Mi agonía transcurrió de puertas adentro, en el silencio imperturbable de la vieja casa familiar. Los silenciosos sirvientes estaban ahí —eran distintos a los de mi niñez, pero en el fondo eran los mismos de siempre—, y sobre mi cama me observaba, severo, el retrato de mi padre. No fui a su entierro. Cuando murió, de pronto, era un completo extraño para mí.

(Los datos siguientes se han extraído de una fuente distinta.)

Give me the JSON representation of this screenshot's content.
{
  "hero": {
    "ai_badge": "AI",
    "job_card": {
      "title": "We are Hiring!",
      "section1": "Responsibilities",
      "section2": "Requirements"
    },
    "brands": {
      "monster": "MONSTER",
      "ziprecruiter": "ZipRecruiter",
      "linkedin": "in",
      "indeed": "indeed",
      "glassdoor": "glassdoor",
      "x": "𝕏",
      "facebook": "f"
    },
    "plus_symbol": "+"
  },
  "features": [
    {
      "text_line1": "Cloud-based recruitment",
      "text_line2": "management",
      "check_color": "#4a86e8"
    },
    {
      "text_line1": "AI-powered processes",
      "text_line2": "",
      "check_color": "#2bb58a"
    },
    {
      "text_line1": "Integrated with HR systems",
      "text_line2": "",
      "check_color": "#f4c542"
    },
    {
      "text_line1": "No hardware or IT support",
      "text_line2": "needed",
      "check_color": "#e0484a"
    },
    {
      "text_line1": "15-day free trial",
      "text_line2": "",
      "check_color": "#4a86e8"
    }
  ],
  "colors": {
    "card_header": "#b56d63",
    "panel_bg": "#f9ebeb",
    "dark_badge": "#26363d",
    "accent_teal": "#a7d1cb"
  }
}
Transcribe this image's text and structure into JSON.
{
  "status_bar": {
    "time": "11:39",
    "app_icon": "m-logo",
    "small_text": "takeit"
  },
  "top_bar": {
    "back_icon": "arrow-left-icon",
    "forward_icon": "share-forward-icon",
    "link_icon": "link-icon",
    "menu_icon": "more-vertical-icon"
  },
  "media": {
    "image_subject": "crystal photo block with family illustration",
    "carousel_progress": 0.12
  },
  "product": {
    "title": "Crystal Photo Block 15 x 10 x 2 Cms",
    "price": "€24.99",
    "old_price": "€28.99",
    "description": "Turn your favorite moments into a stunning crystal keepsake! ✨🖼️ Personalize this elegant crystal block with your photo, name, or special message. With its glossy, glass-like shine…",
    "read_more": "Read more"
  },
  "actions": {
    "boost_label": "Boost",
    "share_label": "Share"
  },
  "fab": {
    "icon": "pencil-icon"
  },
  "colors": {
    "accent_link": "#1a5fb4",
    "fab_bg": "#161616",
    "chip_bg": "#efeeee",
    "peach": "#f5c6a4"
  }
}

De modo que mi única familia era mi pasado. Y una breve esperanza. Hasta el último minuto, intacta, brillando a mi lado. Todo lo que me quedaba en el mundo. Las cenizas de mi juventud.

Cuando le vi aparecer, pensé: «Claro. Tenía que ser así».

Amadís.

En el umbral: alto, desgarbado, media melena lacia, joroba prominente entre los omóplatos y aquellos inolvidables ojos azules. Estaba igual, exactamente igual a como lo conservaba mi memoria. Solo que mi discernimiento, en el umbral de la muerte, era ahora más certero.

Quiero decir (y qué difícil resulta): su verdadera naturaleza no me agarró por sorpresa.

Se acercó a mi cama, se sentó a mi lado, me agarró la mano. Las suyas seguían suaves y tersas como entonces, cuando era mi profesor de piano. Las mías estaban ásperas y llenas de manchas.

—Vengo a pagar lo que te debo —dijo.

Con mi última lucidez logré entender que estábamos en una negociación. Con mi último aliento le pregunté qué quería a cambio.

Sonrió, socarrón. Encantador.

—No soy muy original en los negocios —dijo, antes de acercarse a mi oído y estremecer mi piel vieja con su amado aliento—: Quiero tu alma, querida mía. Te prometo considerarla una de las piezas más preciadas de mi colección.

Fingí pensarlo durante unos segundos. En ese tiempo, disfruté de su incertidumbre, de su nerviosismo imposible de disimular. Me hizo feliz sentir con tanta viveza que aún había algo de mí que él codiciaba.

—Con una condición —le dije, sin resuello.

Le hice esperar mi respuesta. Sufrirla.

—Que merezca la pena —añadí.

Por toda respuesta, se acercó a mí, sin dejar de sonreír. Sostuve fija la mirada en sus pupilas. Los ojos apenas cambian, por muchos años que pasen. No estoy segura de si ocurre lo mismo con el deseo insatisfecho.

Me besó. No fue el primer beso de mi vida. Aunque haya omitido ese detalle sin importancia, hubo muchos amantes en mis noches mundanas.

Fue el primer beso deseado de mi vida. Y mereció la pena.

Solo me queda añadir que desde entonces soy una de las mejores piezas de su colección. Una mariposa de grandes alas verdes y moradas, a la que aquel a quien yo llamé Amadís suele referirse como «una de mis piezas favoritas, acaso una de las más hermosas».

Soy capaz de recordar, pero solo lo hago si él lo necesita.